Why a linter belongs here

Weaveback already depends on structural conventions that are stronger than what plain AsciiDoc or noweb enforce by themselves.

Some examples:

  • chunk definitions are expected to live inside fenced code blocks

  • prose sections are expected to contain prose, not raw chunk bodies

  • generated files are expected to remain derivable from literate sources

  • source-of-truth documents are expected to stay in sync with their generated projections

Right now some of these rules are only implicit. When they are violated, downstream tools compensate defensively. That is useful for robustness, but it is not enough. The project also needs a place where structural violations are reported explicitly.
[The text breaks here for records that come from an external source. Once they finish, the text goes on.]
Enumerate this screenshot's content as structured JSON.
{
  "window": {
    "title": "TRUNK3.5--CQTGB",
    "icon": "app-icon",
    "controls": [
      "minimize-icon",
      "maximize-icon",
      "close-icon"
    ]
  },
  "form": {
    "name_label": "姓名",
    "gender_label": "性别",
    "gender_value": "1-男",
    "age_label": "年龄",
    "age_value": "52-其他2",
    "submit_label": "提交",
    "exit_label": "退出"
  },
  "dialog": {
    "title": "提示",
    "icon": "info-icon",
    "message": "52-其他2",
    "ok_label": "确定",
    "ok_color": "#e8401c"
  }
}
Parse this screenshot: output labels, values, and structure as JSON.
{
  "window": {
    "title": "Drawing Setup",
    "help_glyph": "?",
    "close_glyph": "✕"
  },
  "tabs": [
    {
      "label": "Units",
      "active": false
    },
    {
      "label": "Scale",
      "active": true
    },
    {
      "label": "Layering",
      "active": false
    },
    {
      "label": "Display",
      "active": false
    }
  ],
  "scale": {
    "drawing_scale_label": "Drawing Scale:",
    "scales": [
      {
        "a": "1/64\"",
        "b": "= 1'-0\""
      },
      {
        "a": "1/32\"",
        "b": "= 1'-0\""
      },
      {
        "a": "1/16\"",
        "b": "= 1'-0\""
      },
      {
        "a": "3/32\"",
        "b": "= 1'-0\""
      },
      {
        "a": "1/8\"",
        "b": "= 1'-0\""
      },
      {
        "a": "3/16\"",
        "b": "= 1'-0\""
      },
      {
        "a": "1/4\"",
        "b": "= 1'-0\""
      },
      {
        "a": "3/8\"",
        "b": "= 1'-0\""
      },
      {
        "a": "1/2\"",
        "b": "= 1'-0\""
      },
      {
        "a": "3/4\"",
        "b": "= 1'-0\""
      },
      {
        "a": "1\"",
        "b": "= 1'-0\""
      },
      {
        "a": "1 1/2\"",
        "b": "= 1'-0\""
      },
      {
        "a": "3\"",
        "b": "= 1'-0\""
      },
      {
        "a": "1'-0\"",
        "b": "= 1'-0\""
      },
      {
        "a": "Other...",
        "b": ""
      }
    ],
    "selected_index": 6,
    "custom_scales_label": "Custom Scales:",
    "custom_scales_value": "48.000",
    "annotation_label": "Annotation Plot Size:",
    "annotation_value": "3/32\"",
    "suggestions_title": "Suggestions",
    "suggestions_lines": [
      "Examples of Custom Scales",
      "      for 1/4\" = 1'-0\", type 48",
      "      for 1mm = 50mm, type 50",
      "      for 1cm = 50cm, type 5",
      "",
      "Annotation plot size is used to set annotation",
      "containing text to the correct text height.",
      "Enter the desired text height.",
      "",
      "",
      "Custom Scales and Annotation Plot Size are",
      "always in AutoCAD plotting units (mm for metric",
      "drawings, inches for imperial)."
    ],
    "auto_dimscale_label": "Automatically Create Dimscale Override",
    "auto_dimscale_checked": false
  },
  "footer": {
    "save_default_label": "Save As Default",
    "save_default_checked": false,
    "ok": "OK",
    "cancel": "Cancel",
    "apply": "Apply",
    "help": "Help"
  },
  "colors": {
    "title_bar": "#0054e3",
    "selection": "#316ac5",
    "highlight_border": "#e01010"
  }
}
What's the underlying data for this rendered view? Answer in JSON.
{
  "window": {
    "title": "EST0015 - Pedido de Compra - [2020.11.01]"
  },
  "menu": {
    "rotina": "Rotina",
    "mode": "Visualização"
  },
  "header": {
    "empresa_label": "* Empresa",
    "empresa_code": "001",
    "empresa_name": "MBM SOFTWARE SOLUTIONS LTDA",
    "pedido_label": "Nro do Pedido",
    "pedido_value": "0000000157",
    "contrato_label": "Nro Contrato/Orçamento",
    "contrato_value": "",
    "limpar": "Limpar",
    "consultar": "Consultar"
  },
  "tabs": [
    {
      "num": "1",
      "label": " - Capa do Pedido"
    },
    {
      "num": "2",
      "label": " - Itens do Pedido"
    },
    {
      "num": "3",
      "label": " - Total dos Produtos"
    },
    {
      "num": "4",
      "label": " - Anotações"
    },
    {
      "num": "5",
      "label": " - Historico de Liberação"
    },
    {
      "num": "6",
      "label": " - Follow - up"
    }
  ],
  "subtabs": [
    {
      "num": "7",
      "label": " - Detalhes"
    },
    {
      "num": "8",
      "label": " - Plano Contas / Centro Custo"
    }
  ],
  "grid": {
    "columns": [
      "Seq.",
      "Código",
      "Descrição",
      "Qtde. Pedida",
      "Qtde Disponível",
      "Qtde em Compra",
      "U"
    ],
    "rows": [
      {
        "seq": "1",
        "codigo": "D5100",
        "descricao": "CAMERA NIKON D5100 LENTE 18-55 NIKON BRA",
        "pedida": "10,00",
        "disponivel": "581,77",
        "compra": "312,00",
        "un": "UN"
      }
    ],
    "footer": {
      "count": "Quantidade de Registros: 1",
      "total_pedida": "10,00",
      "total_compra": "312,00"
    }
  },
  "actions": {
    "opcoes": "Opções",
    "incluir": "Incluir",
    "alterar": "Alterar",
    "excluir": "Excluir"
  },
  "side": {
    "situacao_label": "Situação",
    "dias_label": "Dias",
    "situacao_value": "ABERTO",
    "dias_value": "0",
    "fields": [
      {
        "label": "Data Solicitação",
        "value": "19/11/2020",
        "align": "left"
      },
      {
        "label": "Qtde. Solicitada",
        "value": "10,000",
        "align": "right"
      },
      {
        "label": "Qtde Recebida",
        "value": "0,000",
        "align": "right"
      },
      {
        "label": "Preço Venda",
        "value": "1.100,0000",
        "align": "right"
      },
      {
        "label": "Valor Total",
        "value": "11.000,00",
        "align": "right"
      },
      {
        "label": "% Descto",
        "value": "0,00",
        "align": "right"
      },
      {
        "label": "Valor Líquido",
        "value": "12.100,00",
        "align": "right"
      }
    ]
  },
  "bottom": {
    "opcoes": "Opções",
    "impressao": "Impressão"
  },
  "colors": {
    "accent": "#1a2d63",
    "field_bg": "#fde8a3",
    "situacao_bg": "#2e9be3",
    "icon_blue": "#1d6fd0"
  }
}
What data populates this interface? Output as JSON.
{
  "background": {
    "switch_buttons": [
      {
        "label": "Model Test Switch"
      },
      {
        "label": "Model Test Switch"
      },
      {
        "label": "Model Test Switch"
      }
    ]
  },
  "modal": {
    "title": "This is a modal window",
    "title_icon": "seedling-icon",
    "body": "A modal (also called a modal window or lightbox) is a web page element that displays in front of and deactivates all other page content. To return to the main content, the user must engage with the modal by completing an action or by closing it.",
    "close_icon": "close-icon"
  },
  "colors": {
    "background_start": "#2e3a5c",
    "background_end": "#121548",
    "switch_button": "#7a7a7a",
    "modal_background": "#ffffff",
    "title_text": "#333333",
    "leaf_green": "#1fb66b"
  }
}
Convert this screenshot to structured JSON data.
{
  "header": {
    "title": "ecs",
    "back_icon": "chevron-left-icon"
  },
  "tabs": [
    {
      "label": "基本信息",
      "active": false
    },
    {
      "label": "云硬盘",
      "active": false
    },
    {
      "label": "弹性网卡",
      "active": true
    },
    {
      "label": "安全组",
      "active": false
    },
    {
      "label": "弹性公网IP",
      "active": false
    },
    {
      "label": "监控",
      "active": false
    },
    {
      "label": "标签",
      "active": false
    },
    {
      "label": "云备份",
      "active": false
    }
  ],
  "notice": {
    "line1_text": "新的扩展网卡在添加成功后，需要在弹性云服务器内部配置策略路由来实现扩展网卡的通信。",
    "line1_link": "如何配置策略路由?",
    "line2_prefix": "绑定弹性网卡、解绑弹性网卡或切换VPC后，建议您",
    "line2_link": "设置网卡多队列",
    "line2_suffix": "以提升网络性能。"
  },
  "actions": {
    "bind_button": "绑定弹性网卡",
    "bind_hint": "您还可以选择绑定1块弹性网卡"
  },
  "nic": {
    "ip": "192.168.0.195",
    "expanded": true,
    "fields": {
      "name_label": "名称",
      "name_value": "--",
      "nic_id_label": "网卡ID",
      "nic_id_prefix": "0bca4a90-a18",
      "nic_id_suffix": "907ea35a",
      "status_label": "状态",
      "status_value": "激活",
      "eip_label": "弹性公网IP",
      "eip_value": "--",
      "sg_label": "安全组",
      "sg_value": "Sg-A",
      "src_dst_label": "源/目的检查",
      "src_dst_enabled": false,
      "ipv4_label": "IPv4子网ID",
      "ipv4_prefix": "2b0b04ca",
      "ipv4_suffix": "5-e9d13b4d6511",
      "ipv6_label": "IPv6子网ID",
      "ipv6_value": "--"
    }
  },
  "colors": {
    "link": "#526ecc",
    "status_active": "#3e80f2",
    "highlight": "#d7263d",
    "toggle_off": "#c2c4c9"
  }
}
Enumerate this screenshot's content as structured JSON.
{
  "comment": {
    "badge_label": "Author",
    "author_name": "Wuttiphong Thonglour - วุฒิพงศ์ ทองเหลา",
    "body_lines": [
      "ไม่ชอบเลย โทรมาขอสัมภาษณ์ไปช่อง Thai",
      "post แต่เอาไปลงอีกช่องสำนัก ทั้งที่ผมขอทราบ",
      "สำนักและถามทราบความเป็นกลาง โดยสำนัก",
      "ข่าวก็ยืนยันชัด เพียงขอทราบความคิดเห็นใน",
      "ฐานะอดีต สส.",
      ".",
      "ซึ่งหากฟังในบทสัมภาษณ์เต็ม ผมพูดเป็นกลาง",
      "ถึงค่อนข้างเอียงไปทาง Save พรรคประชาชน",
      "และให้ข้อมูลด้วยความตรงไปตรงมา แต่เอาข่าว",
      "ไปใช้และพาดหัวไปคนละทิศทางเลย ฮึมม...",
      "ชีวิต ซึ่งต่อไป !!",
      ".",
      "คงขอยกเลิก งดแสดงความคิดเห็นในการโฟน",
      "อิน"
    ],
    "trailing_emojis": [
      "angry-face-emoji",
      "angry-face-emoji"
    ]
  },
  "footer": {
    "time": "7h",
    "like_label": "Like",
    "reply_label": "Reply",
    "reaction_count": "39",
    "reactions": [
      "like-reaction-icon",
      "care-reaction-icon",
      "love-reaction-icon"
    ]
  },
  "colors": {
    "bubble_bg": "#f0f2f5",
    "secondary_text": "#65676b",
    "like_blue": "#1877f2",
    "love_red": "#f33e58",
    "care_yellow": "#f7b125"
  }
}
That is the role of a future linter.

Immediate rule candidate

The first concrete rule uncovered by recent work is:

  • chunk-body-outside-fence

Meaning:

  • every noweb chunk definition body should be enclosed by a fenced code block

  • raw chunk bodies should not appear directly in narrative section prose

Why this matters:

  • prose-extraction helpers should not have to guess whether code-looking lines are actually prose

  • context builders such as the live server and MCP chunk-context handlers need section prose to mean prose

  • violating this rule creates ambiguity and encourages downstream heuristics

Recommended initial severity:

  • start as a warning

  • later consider making it an error for first-party project sources

Likely linter areas

The linter probably wants to cover several families of checks.

1. Literate structure

Examples:

  • chunk bodies outside fenced code blocks

  • unterminated chunk definitions

  • nested or overlapping chunk markers in invalid positions

  • duplicate file-chunk ownership where uniqueness is expected

2. Documentation drift

Examples:

  • docs claim an endpoint, tool, or behavior that no longer exists

  • generated reference documents are stale relative to their source

  • architecture documents mention implementation details that no longer match

This overlaps with the earlier facts-and-claims discussion and may eventually share infrastructure with a docs-check command.

3. Projection discipline

Examples:

  • generated files edited directly when a literate source exists

  • known generated paths missing from expected tangle passes

  • source-of-truth notes present without discoverable links from served docs

4. Workflow hygiene

Examples:

  • chunk definitions or generated references that violate formatting conventions

  • stale local caches accidentally checked in

  • project-owned generated files drifting from their .adoc sources

Desired design qualities

The linter should be:

  • structural rather than stylistic by default

  • explicit about what is a warning versus an error

  • cheap enough to run regularly

  • precise about file and line locations

  • able to explain why a rule exists, not just that it fired

It should avoid turning into a generic style enforcer unless there is a strong project-specific reason.

Possible command shape

A plausible future interface could be:

weaveback lint
weaveback lint --strict
weaveback lint --rule chunk-body-outside-fence

Possible output style:

  • file path

  • line or chunk reference

  • rule id

  • short explanation

  • optional remediation hint

Example:

crates/weaveback/src/serve.adoc:712: chunk-body-outside-fence
  chunk definition `extract-prose` is not fully enclosed by a fenced code block
  prose/context tools assume section prose excludes chunk bodies

Non-goal for now

This document does not commit the project to implementing the linter immediately. It records the invariants that are already shaping behavior, so they can be turned into explicit checks later instead of being rediscovered through bugs and defensive code.